According to the government report, the CPI rose 0.4% in February, the largest one-month gain since July of last year and to make matters worse, the rate of inflation came on top of a 0.3% increase the prior month.

With lawmakers focusing on the governments economic bailout plan, the price of gasoline was to blame for the largest segment of consumer inflation whereas prior to the presidential election Democrats were grandstanding loudly about manipulation of fuel prices until after their Party won the White House. Now that Dems are in control of Congress its all about spending while taxpayers are put on the line to foot the bill.

Tuesday, energy prices rose as hints of an end to the US recession took hold on the commodity exchange trading floor in New York. If the recession is showing signs of ending, energy price speculation will only inflate the cost consumers pay at the pump and could give rise to even more inflation when the government releases its next Consumer Price Index for March.

Today's CPI report showed that February core consumer prices, which exclude energy and food, rose 0.2%, the same level of inflation when compared to January.

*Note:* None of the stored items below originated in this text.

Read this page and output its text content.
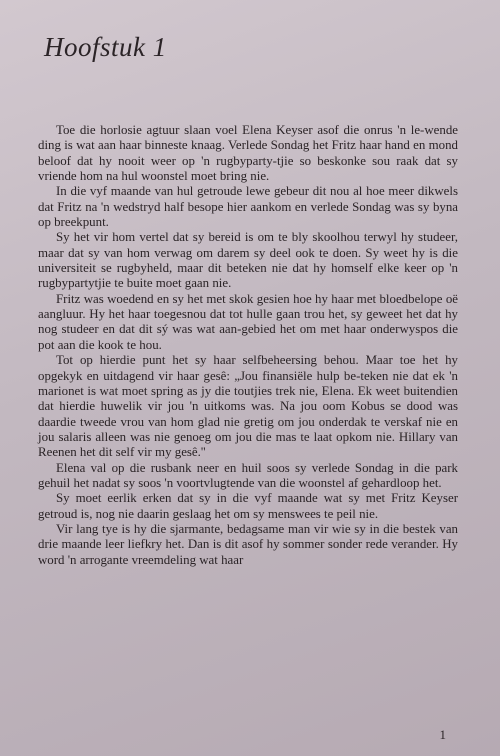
Hoofstuk 1

Toe die horlosie agtuur slaan voel Elena Keyser asof die onrus 'n le-wende ding is wat aan haar binneste knaag. Verlede Sondag het Fritz haar hand en mond beloof dat hy nooit weer op 'n rugbyparty-tjie so beskonke sou raak dat sy vriende hom na hul woonstel moet bring nie.

In die vyf maande van hul getroude lewe gebeur dit nou al hoe meer dikwels dat Fritz na 'n wedstryd half besope hier aankom en verlede Sondag was sy byna op breekpunt.

Sy het vir hom vertel dat sy bereid is om te bly skoolhou terwyl hy studeer, maar dat sy van hom verwag om darem sy deel ook te doen. Sy weet hy is die universiteit se rugbyheld, maar dit beteken nie dat hy homself elke keer op 'n rugbypartytjie te buite moet gaan nie.

Fritz was woedend en sy het met skok gesien hoe hy haar met bloedbelope oë aangluur. Hy het haar toegesnou dat tot hulle gaan trou het, sy geweet het dat hy nog studeer en dat dit sý was wat aan-gebied het om met haar onderwyspos die pot aan die kook te hou.

Tot op hierdie punt het sy haar selfbeheersing behou. Maar toe het hy opgekyk en uitdagend vir haar gesê: „Jou finansiële hulp be-teken nie dat ek 'n marionet is wat moet spring as jy die toutjies trek nie, Elena. Ek weet buitendien dat hierdie huwelik vir jou 'n uitkoms was. Na jou oom Kobus se dood was daardie tweede vrou van hom glad nie gretig om jou onderdak te verskaf nie en jou salaris alleen was nie genoeg om jou die mas te laat opkom nie. Hillary van Reenen het dit self vir my gesê.''

Elena val op die rusbank neer en huil soos sy verlede Sondag in die park gehuil het nadat sy soos 'n voortvlugtende van die woonstel af gehardloop het.

Sy moet eerlik erken dat sy in die vyf maande wat sy met Fritz Keyser getroud is, nog nie daarin geslaag het om sy menswees te peil nie.

Vir lang tye is hy die sjarmante, bedagsame man vir wie sy in die bestek van drie maande leer liefkry het. Dan is dit asof hy sommer sonder rede verander. Hy word 'n arrogante vreemdeling wat haar

1
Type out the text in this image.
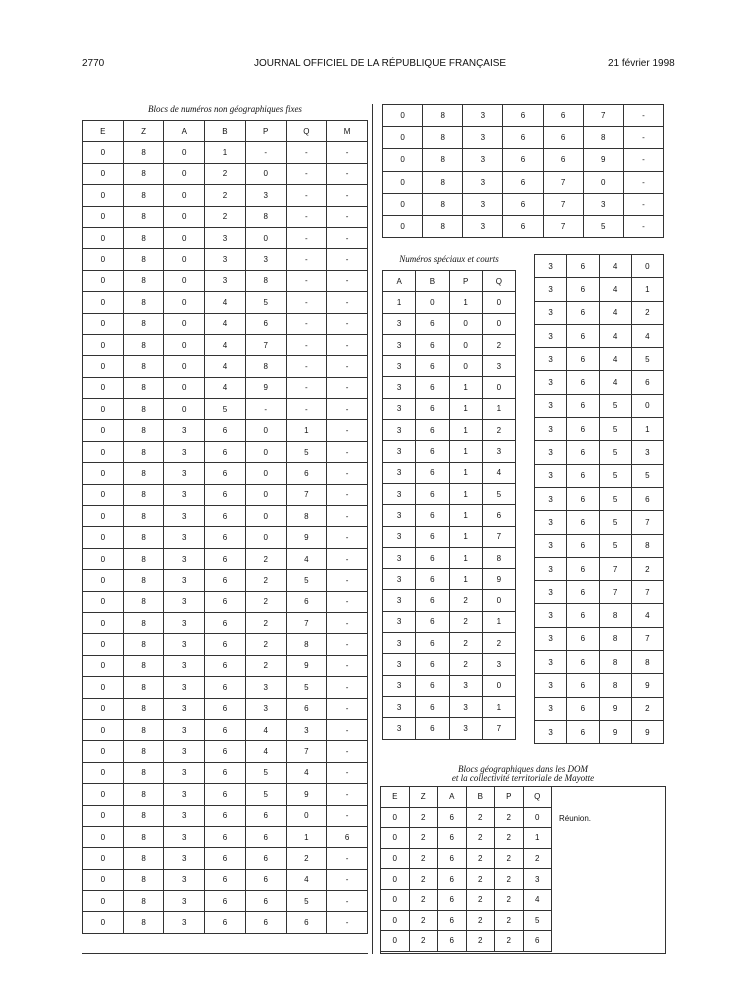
2770	JOURNAL OFFICIEL DE LA RÉPUBLIQUE FRANÇAISE	21 février 1998
Blocs de numéros non géographiques fixes
E	Z	A	B	P	Q	M
0	8	0	1	-	-	-
0	8	0	2	0	-	-
0	8	0	2	3	-	-
0	8	0	2	8	-	-
0	8	0	3	0	-	-
0	8	0	3	3	-	-
0	8	0	3	8	-	-
0	8	0	4	5	-	-
0	8	0	4	6	-	-
0	8	0	4	7	-	-
0	8	0	4	8	-	-
0	8	0	4	9	-	-
0	8	0	5	-	-	-
0	8	3	6	0	1	-
0	8	3	6	0	5	-
0	8	3	6	0	6	-
0	8	3	6	0	7	-
0	8	3	6	0	8	-
0	8	3	6	0	9	-
0	8	3	6	2	4	-
0	8	3	6	2	5	-
0	8	3	6	2	6	-
0	8	3	6	2	7	-
0	8	3	6	2	8	-
0	8	3	6	2	9	-
0	8	3	6	3	5	-
0	8	3	6	3	6	-
0	8	3	6	4	3	-
0	8	3	6	4	7	-
0	8	3	6	5	4	-
0	8	3	6	5	9	-
0	8	3	6	6	0	-
0	8	3	6	6	1	6
0	8	3	6	6	2	-
0	8	3	6	6	4	-
0	8	3	6	6	5	-
0	8	3	6	6	6	-
0	8	3	6	6	7	-
0	8	3	6	6	8	-
0	8	3	6	6	9	-
0	8	3	6	7	0	-
0	8	3	6	7	3	-
0	8	3	6	7	5	-
Numéros spéciaux et courts
A	B	P	Q
1	0	1	0
3	6	0	0
3	6	0	2
3	6	0	3
3	6	1	0
3	6	1	1
3	6	1	2
3	6	1	3
3	6	1	4
3	6	1	5
3	6	1	6
3	6	1	7
3	6	1	8
3	6	1	9
3	6	2	0
3	6	2	1
3	6	2	2
3	6	2	3
3	6	3	0
3	6	3	1
3	6	3	7
3	6	4	0
3	6	4	1
3	6	4	2
3	6	4	4
3	6	4	5
3	6	4	6
3	6	5	0
3	6	5	1
3	6	5	3
3	6	5	5
3	6	5	6
3	6	5	7
3	6	5	8
3	6	7	2
3	6	7	7
3	6	8	4
3	6	8	7
3	6	8	8
3	6	8	9
3	6	9	2
3	6	9	9
Blocs géographiques dans les DOM
et la collectivité territoriale de Mayotte
E	Z	A	B	P	Q
0	2	6	2	2	0
0	2	6	2	2	1
0	2	6	2	2	2
0	2	6	2	2	3
0	2	6	2	2	4
0	2	6	2	2	5
0	2	6	2	2	6
Réunion.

Energy prices rose 3.3% in February, the biggest month-over-month gain since last July when prices jumped 8.3%. But the good news is, when comparing the rate of inflation for energy in February to the year-ago period, consumer prices were down 18.5%. But a year-ago, consumers were still in a spending mood, unaware that a recession was at hand.

The US Department of Labor also indicated in its February CPI report that clothing costs increased 1.3%, the biggest monthly gain in 18 years. Auto prices also rose in February, gaining 0.8%, which was the highest rate of inflation since the Fall of 2004.

In other economic news, producer prices inched up 0.1% in February compared to a 0.8% gain the prior month. The PPI, which tracks the rate of inflation on prices received by farms, factories and refineries, indicates alongside today's consumer inflation rate that economic deflation concerns have decreased.

Deflation would mean an economic downward spiral that could push the US economy into a depression. But in looking back to February of 2008, the government now admits that the US economy was already headed towards a recession. That being the case, a year from now, the Obama administration may come clean in calling the current economy depressed.

The rate of unemployment will continue to remain high and while signs of recovery are around, factory workers at the world's biggest heavy equipment maker, Caterpillar (NYSE: CAT), were told that an additional 2,400 of them were being laid off, 1,700 of those in Illinois where Caterpillar is headquartered.

Thursday, the US Department of Labor will release its weekly initial jobless claims report that is expected to show continuing high levels of unemployment.

While the rate of inflation continues to rise for consumers, job security remains the number one issue in US households.